HISTOPATHOLOGY: NON-NEOPLASTIC
Microscopic evaluation revealed treatment related changes only in the liver and thyroid.
A slight to marked hepatocellualr hypertrophy was observed in all animals of the 600 mg/kg/day dose group. However, there was no evidence of nuclear or cytoplasmic degenerative or necrotic changes. This correlates well with the absence of any transferase activity changes in the blood biochemistry examination.
A slight hepatocelluar hypertrophy was observed in 3 of 5 female rats at 150 mg/kg bw.
Thyroid microscopy revealed follicular cell hypertrophy, decreased diameter of follicular lumen and decreased eosinophilic colloidal contents in all animals of the high dose group. These changes are indicative of an increased thyroid activity. This is frequently observed after liver enzyme induction due to increase thyroid hormone turnover in the liver and can thus be secondary to the liver hypertrophy.
The effects in the mid dose, an increases in liver weight in females combined with a slight hepatocelluar hypertrophy can also be regarded as adaptive changes due to liver enzyme induction. Therefore the NOAEL is considered conservative.






Effect levels

Dose descriptor:
NOAEL
Effect level:
15 mg/kg bw/day (actual dose received)
Sex:
male/female
Basis for effect level:
other: see 'Remark'

Target system / organ toxicity

Critical effects observed:
not specified

Applicant's summary and conclusion

Conclusions:
The No Adverse Observed Effect Level (NOAEL) of the test material, in the Sprague-Dawley rat was found to be 15 mg/kg bw/day based on liver weight increase and slight hepatocellular hypertrophy in female animals of the 150 mg/kg dose group. As the effects in the mid dose can also be regarded as adaptive changes due to liver enzyme induction, rather than adverse, the NOAEL is considered conservative.
Executive summary:

In short-term oral repeated dose toxicity study, 2,2-bis(chloromethyl)trimethylene bis(bis(2-chloroethyl)phosphate) was administered to 20 male and 20 female Sprague-Dawley rats by gavage at dose levels of 0, 15, 150 and 600 mg/kg bw/day.

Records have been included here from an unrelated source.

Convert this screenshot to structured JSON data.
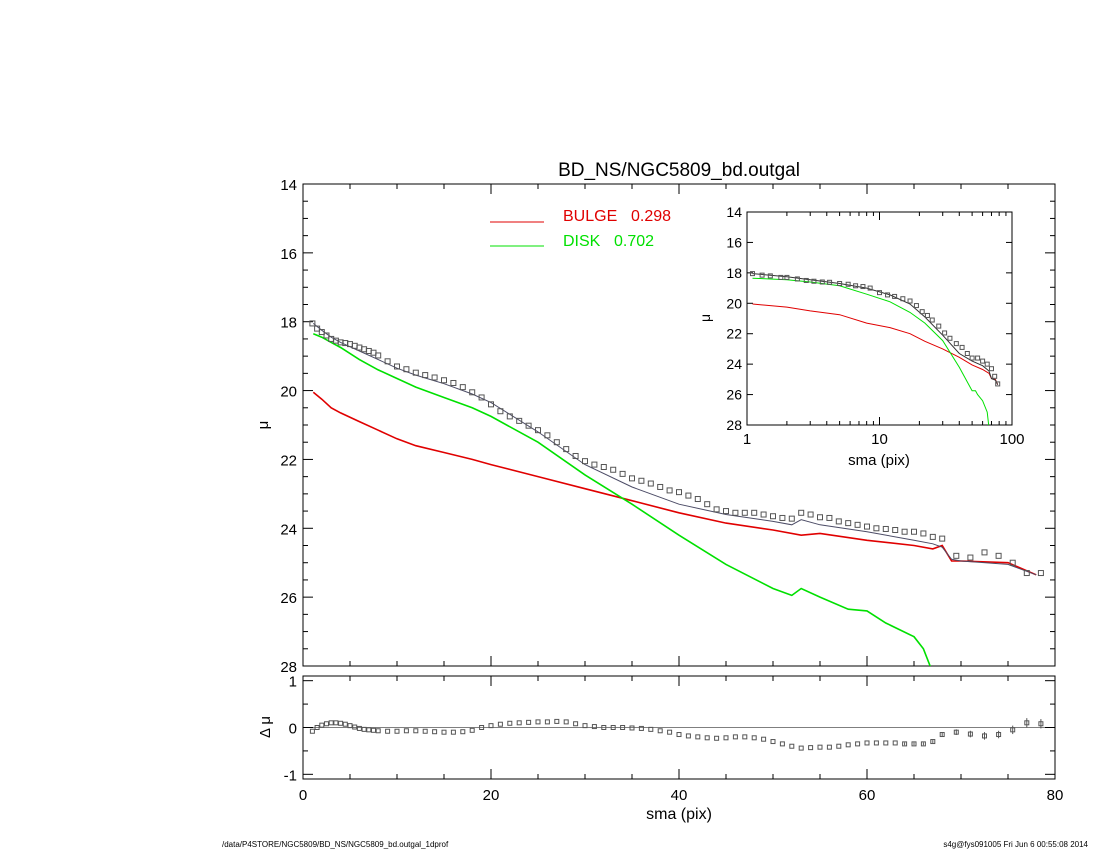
{
  "chart_data": [
    {
      "panel": "main",
      "type": "line",
      "title": "BD_NS/NGC5809_bd.outgal",
      "xlabel": "",
      "ylabel": "μ",
      "xlim": [
        0,
        80
      ],
      "ylim": [
        28,
        14
      ],
      "y_inverted": true,
      "yticks": [
        "14",
        "16",
        "18",
        "20",
        "22",
        "24",
        "26",
        "28"
      ],
      "legend_position": "top-center",
      "legend": [
        {
          "label": "BULGE",
          "value": "0.298",
          "color": "#e00000"
        },
        {
          "label": "DISK",
          "value": "0.702",
          "color": "#00e000"
        }
      ],
      "series": [
        {
          "name": "BULGE",
          "color": "#e00000",
          "x": [
            1.1,
            2,
            3,
            4,
            6,
            8,
            10,
            12,
            15,
            18,
            20,
            25,
            30,
            35,
            40,
            45,
            50,
            53,
            55,
            60,
            65,
            67,
            68,
            69,
            70,
            75,
            78
          ],
          "y": [
            20.05,
            20.25,
            20.5,
            20.65,
            20.9,
            21.15,
            21.4,
            21.6,
            21.8,
            22.0,
            22.15,
            22.5,
            22.85,
            23.2,
            23.55,
            23.85,
            24.05,
            24.2,
            24.15,
            24.35,
            24.5,
            24.6,
            24.5,
            24.95,
            24.95,
            25.0,
            25.35
          ]
        },
        {
          "name": "DISK",
          "color": "#00e000",
          "x": [
            1.1,
            2,
            3,
            4,
            6,
            8,
            10,
            12,
            15,
            18,
            20,
            25,
            30,
            35,
            40,
            45,
            50,
            52,
            53,
            55,
            58,
            60,
            62,
            65,
            66,
            67
          ],
          "y": [
            18.35,
            18.45,
            18.6,
            18.75,
            19.1,
            19.4,
            19.65,
            19.9,
            20.2,
            20.5,
            20.75,
            21.5,
            22.45,
            23.3,
            24.2,
            25.05,
            25.75,
            25.95,
            25.75,
            26.0,
            26.35,
            26.4,
            26.75,
            27.15,
            27.5,
            28.2
          ]
        },
        {
          "name": "model",
          "color": "#4c4c66",
          "x": [
            1.1,
            2,
            3,
            4,
            6,
            8,
            10,
            12,
            15,
            18,
            20,
            25,
            30,
            35,
            40,
            45,
            50,
            52,
            53,
            55,
            60,
            65,
            67,
            68,
            69,
            70,
            75,
            78
          ],
          "y": [
            18.05,
            18.25,
            18.45,
            18.6,
            18.85,
            19.1,
            19.35,
            19.55,
            19.8,
            20.1,
            20.35,
            21.2,
            22.15,
            22.8,
            23.3,
            23.6,
            23.8,
            23.9,
            23.75,
            23.9,
            24.1,
            24.35,
            24.45,
            24.55,
            24.9,
            24.95,
            25.05,
            25.35
          ]
        },
        {
          "name": "data",
          "type": "scatter",
          "marker": "square",
          "color": "#555555",
          "x": [
            1,
            1.5,
            2,
            2.5,
            3,
            3.5,
            4,
            4.5,
            5,
            5.5,
            6,
            6.5,
            7,
            7.5,
            8,
            9,
            10,
            11,
            12,
            13,
            14,
            15,
            16,
            17,
            18,
            19,
            20,
            21,
            22,
            23,
            24,
            25,
            26,
            27,
            28,
            29,
            30,
            31,
            32,
            33,
            34,
            35,
            36,
            37,
            38,
            39,
            40,
            41,
            42,
            43,
            44,
            45,
            46,
            47,
            48,
            49,
            50,
            51,
            52,
            53,
            54,
            55,
            56,
            57,
            58,
            59,
            60,
            61,
            62,
            63,
            64,
            65,
            66,
            67,
            68,
            69.5,
            71,
            72.5,
            74,
            75.5,
            77,
            78.5
          ],
          "y": [
            18.05,
            18.2,
            18.3,
            18.4,
            18.5,
            18.55,
            18.6,
            18.62,
            18.65,
            18.7,
            18.75,
            18.8,
            18.85,
            18.9,
            18.98,
            19.15,
            19.3,
            19.38,
            19.48,
            19.55,
            19.62,
            19.7,
            19.78,
            19.9,
            20.05,
            20.2,
            20.4,
            20.6,
            20.75,
            20.88,
            21.02,
            21.15,
            21.3,
            21.5,
            21.7,
            21.9,
            22.05,
            22.15,
            22.22,
            22.3,
            22.42,
            22.55,
            22.62,
            22.7,
            22.8,
            22.9,
            22.95,
            23.05,
            23.15,
            23.3,
            23.45,
            23.5,
            23.55,
            23.55,
            23.55,
            23.6,
            23.65,
            23.7,
            23.72,
            23.55,
            23.6,
            23.68,
            23.7,
            23.8,
            23.85,
            23.9,
            23.95,
            24.0,
            24.02,
            24.05,
            24.1,
            24.1,
            24.15,
            24.25,
            24.3,
            24.8,
            24.85,
            24.7,
            24.8,
            25.0,
            25.3,
            25.3
          ]
        }
      ]
    },
    {
      "panel": "inset",
      "type": "line",
      "xlabel": "sma (pix)",
      "ylabel": "μ",
      "x_scale": "log",
      "xlim": [
        1,
        100
      ],
      "ylim": [
        28,
        14
      ],
      "y_inverted": true,
      "xticks": [
        "1",
        "10",
        "100"
      ],
      "yticks": [
        "14",
        "16",
        "18",
        "20",
        "22",
        "24",
        "26",
        "28"
      ],
      "series": [
        {
          "name": "BULGE",
          "color": "#e00000",
          "x": [
            1.1,
            2,
            3,
            5,
            8,
            12,
            17,
            22,
            30,
            40,
            50,
            60,
            67,
            70,
            75,
            78
          ],
          "y": [
            20.05,
            20.25,
            20.5,
            20.75,
            21.3,
            21.6,
            22.0,
            22.5,
            23.0,
            23.55,
            24.05,
            24.35,
            24.6,
            24.95,
            25.0,
            25.35
          ]
        },
        {
          "name": "DISK",
          "color": "#00e000",
          "x": [
            1.1,
            2,
            3,
            5,
            8,
            12,
            17,
            22,
            30,
            40,
            50,
            53,
            55,
            60,
            65,
            67
          ],
          "y": [
            18.35,
            18.45,
            18.6,
            18.85,
            19.4,
            19.9,
            20.6,
            21.3,
            22.45,
            24.2,
            25.75,
            25.75,
            26.0,
            26.4,
            27.15,
            28.2
          ]
        },
        {
          "name": "model",
          "color": "#333333",
          "x": [
            1.1,
            2,
            3,
            5,
            8,
            12,
            17,
            22,
            30,
            40,
            50,
            60,
            67,
            70,
            75,
            78
          ],
          "y": [
            18.05,
            18.25,
            18.45,
            18.7,
            19.0,
            19.45,
            20.05,
            20.9,
            22.1,
            23.3,
            23.8,
            24.1,
            24.45,
            24.95,
            25.05,
            25.35
          ]
        },
        {
          "name": "data",
          "type": "scatter",
          "marker": "square",
          "color": "#555555",
          "x": [
            1.1,
            1.3,
            1.5,
            1.8,
            2,
            2.4,
            2.8,
            3.2,
            3.7,
            4.2,
            5,
            5.8,
            6.6,
            7.5,
            8.5,
            10,
            11.5,
            13,
            15,
            17,
            19,
            21,
            23,
            25,
            28,
            31,
            34,
            38,
            42,
            46,
            50,
            55,
            60,
            65,
            70,
            74,
            78
          ],
          "y": [
            18.05,
            18.15,
            18.2,
            18.3,
            18.3,
            18.4,
            18.5,
            18.55,
            18.6,
            18.62,
            18.7,
            18.75,
            18.85,
            18.9,
            19.0,
            19.3,
            19.45,
            19.55,
            19.7,
            19.85,
            20.15,
            20.55,
            20.8,
            21.1,
            21.5,
            21.95,
            22.3,
            22.65,
            22.9,
            23.3,
            23.6,
            23.6,
            23.8,
            24.0,
            24.3,
            24.8,
            25.3
          ]
        }
      ]
    },
    {
      "panel": "residual",
      "type": "scatter",
      "xlabel": "sma (pix)",
      "ylabel": "Δ μ",
      "xlim": [
        0,
        80
      ],
      "ylim": [
        -1.1,
        1.1
      ],
      "xticks": [
        "0",
        "20",
        "40",
        "60",
        "80"
      ],
      "yticks": [
        "1",
        "0",
        "-1"
      ],
      "series": [
        {
          "name": "residual",
          "marker": "square",
          "color": "#555555",
          "x": [
            1,
            1.5,
            2,
            2.5,
            3,
            3.5,
            4,
            4.5,
            5,
            5.5,
            6,
            6.5,
            7,
            7.5,
            8,
            9,
            10,
            11,
            12,
            13,
            14,
            15,
            16,
            17,
            18,
            19,
            20,
            21,
            22,
            23,
            24,
            25,
            26,
            27,
            28,
            29,
            30,
            31,
            32,
            33,
            34,
            35,
            36,
            37,
            38,
            39,
            40,
            41,
            42,
            43,
            44,
            45,
            46,
            47,
            48,
            49,
            50,
            51,
            52,
            53,
            54,
            55,
            56,
            57,
            58,
            59,
            60,
            61,
            62,
            63,
            64,
            65,
            66,
            67,
            68,
            69.5,
            71,
            72.5,
            74,
            75.5,
            77,
            78.5
          ],
          "y": [
            -0.08,
            0.0,
            0.05,
            0.08,
            0.1,
            0.1,
            0.09,
            0.07,
            0.04,
            0.01,
            -0.02,
            -0.04,
            -0.05,
            -0.06,
            -0.07,
            -0.08,
            -0.08,
            -0.07,
            -0.07,
            -0.08,
            -0.09,
            -0.1,
            -0.1,
            -0.09,
            -0.06,
            0.0,
            0.04,
            0.07,
            0.09,
            0.1,
            0.11,
            0.12,
            0.12,
            0.13,
            0.12,
            0.08,
            0.04,
            0.02,
            0.0,
            0.0,
            0.0,
            -0.01,
            -0.02,
            -0.04,
            -0.07,
            -0.1,
            -0.15,
            -0.18,
            -0.2,
            -0.22,
            -0.23,
            -0.22,
            -0.2,
            -0.2,
            -0.22,
            -0.25,
            -0.3,
            -0.35,
            -0.4,
            -0.44,
            -0.43,
            -0.42,
            -0.42,
            -0.4,
            -0.37,
            -0.35,
            -0.33,
            -0.33,
            -0.33,
            -0.33,
            -0.35,
            -0.35,
            -0.35,
            -0.3,
            -0.15,
            -0.1,
            -0.14,
            -0.18,
            -0.15,
            -0.05,
            0.1,
            0.08
          ],
          "error": [
            0.01,
            0.01,
            0.01,
            0.01,
            0.01,
            0.01,
            0.01,
            0.01,
            0.01,
            0.01,
            0.01,
            0.01,
            0.01,
            0.01,
            0.01,
            0.01,
            0.01,
            0.01,
            0.01,
            0.01,
            0.01,
            0.01,
            0.01,
            0.01,
            0.01,
            0.01,
            0.01,
            0.01,
            0.01,
            0.01,
            0.01,
            0.01,
            0.01,
            0.01,
            0.01,
            0.01,
            0.01,
            0.01,
            0.01,
            0.01,
            0.01,
            0.01,
            0.01,
            0.01,
            0.01,
            0.01,
            0.01,
            0.01,
            0.01,
            0.01,
            0.01,
            0.01,
            0.01,
            0.01,
            0.01,
            0.01,
            0.02,
            0.02,
            0.02,
            0.02,
            0.02,
            0.02,
            0.02,
            0.02,
            0.02,
            0.02,
            0.02,
            0.02,
            0.02,
            0.02,
            0.03,
            0.03,
            0.03,
            0.03,
            0.05,
            0.06,
            0.07,
            0.08,
            0.08,
            0.09,
            0.1,
            0.1
          ]
        }
      ]
    }
  ],
  "footer": {
    "path": "/data/P4STORE/NGC5809/BD_NS/NGC5809_bd.outgal_1dprof",
    "stamp": "s4g@fys091005  Fri Jun  6 00:55:08 2014"
  }
}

There were no compound related effects in mortality, clinical signs, body weight, food consumption and hematology. At 150 mg/kg/day significantly increased liver weight and slight centrilobular hepatocellular hypertrophy was noted among female animals. At 600 mg/kg/day significant liver weight increase, liver enlargement, centrilobular hepatocellular hypertrophy without evidence of nuclear or cytoplasmic degenerative or necrotic changes, and morphological changes indicative of thyroid hyperactivity as well as an increase in blood cholesterol levels were noted in male and female animals. As the effects in the mid dose can also be regarded as adaptive changes due to liver enzyme induction, rather than adverse, the NOAEL is considered conservative.

The NOAEL under the experimental conditions of this study is 15 mg/kg/day.

 

This repeated dose study in the rat is acceptable and satisfies the guideline requirement for a 28 -day repeated dose oral toxicity study in rodents, according to OECD Guideline No.407.